India v Sri Lanka: Fifth one-day international, Delhi
India's Gambhir discusses the pitch with two Sri Lankan batsmen
The final one-day international between India and Sri Lanka was called off because of unfit playing conditions at the Feroz Shah Kotla ground in Delhi.
Sri Lanka, sent in to bat, were 83-5 in the 24th over when the umpires stopped play with officials deeming the surface too treacherous for play to continue.
Australian match referee Alan Hurst called off the game after discussions with the umpires and local officials.
The match was academic as India held an unassailable 3-1 lead in the series.
The game came to a head after a ball from debutant India seamer Sudeep Tyagi bounced alarmingly before going head-high to wicketkeeper Mahendra Dhoni.
And following a conference, Sri Lanka captain Kumar Sangakkara and India counterpart Dhoni approached umpires Marais Erasmus and Shavir Tarapore, who agreed to call the game off.
The square had been relaid in April but came in for fierce criticism during both the Champions League and the one-day series against Australia because of its low bounce.
The groundsman had attempted to remedy the situation by binding it with winter grass in time for this game but only succeeded in making matters worse.
As the Delhi and District Cricket Association apologised to spectators, some of whom smashed seats in their fury, and promised to refund all paying ticket-holders, former Indian captains queued up to criticise organisers.
Dilip Vengsarkar, also a former chief selector, laid the blame with the Board of Control for Cricket in India pitch committee and called for the board to react swiftly.
"It is a shameful incident that this kind of pitch is prepared for an international match. [The] BCCI pitch committee must be held responsible and [the] DDCA have to answer a lot of questions. [The] BCCI should take quick action, that is important," he said.
Sunil Gavaskar, who was at the venue, said: "There were tufts of grass on the pitch.
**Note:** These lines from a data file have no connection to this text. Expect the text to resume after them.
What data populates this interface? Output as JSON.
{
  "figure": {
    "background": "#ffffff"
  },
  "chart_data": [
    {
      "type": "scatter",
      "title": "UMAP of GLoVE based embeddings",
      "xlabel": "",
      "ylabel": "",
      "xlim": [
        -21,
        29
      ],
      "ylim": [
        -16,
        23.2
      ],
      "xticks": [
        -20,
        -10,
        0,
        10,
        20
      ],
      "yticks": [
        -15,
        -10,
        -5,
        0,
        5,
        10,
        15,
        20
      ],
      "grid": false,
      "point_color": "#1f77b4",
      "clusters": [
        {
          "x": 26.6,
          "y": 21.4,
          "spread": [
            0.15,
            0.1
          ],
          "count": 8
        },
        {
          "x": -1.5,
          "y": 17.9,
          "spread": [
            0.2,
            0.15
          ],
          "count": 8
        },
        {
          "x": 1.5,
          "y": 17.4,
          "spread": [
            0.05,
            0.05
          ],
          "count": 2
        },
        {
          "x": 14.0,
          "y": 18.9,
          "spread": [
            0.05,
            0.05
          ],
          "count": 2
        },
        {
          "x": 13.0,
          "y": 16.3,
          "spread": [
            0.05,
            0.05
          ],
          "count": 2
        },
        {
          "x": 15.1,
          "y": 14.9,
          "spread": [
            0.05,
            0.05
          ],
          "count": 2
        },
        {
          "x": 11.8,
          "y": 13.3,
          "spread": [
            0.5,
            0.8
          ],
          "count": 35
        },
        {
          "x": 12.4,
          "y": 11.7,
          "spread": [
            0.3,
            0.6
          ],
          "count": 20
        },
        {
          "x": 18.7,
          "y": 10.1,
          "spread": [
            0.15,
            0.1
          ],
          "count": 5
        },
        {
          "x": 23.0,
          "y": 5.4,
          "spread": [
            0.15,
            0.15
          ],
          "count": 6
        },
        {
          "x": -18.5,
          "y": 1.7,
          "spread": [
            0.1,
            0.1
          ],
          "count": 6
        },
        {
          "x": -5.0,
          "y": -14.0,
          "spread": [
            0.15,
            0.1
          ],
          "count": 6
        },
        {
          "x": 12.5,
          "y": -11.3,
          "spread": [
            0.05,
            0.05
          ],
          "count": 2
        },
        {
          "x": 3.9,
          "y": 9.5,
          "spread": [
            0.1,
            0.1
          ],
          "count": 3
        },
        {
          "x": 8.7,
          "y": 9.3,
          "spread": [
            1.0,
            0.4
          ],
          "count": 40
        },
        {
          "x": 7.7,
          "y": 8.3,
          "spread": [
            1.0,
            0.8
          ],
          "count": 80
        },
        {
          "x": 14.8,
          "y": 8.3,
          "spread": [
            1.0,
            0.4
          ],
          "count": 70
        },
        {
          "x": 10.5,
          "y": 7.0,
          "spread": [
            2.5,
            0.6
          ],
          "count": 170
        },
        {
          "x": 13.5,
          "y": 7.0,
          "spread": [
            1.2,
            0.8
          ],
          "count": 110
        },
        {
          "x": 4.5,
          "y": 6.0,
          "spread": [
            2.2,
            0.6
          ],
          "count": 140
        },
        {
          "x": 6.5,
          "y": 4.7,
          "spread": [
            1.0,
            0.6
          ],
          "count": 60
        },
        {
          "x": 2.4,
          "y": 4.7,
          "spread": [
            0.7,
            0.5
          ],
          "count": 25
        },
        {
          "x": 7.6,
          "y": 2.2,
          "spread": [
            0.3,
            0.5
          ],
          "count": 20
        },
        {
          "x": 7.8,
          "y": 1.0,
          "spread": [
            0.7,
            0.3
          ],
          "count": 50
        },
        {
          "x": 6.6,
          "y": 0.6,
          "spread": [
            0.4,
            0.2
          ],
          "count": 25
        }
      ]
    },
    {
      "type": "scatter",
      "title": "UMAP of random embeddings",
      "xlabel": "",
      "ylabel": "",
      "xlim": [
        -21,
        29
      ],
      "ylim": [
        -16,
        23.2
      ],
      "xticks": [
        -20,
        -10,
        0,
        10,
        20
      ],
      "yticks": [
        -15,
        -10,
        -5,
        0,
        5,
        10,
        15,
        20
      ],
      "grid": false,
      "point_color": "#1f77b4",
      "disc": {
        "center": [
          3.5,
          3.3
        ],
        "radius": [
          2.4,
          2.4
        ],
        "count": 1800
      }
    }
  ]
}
Playing was dangerous, and physical safety of the players is important. The ball was rising from the good length, which is quite dangerous."
Former fast bowler Hurst, who played 12 Tests for Australia in the 1970s, and refereed his first Test in 2004, said in a statement: "It was clear that the pitch had extremely variable bounce and was too dangerous for further play.
"I'd like to commend the on-field umpires and captains for continuing as long as they did in the hope that the pitch may settle down. Unfortunately, this did not happen.
"Before abandoning the match, consideration was given to shifting the match to a secondary pitch. However, it was deemed impractical as the secondary pitch was not adequately prepared."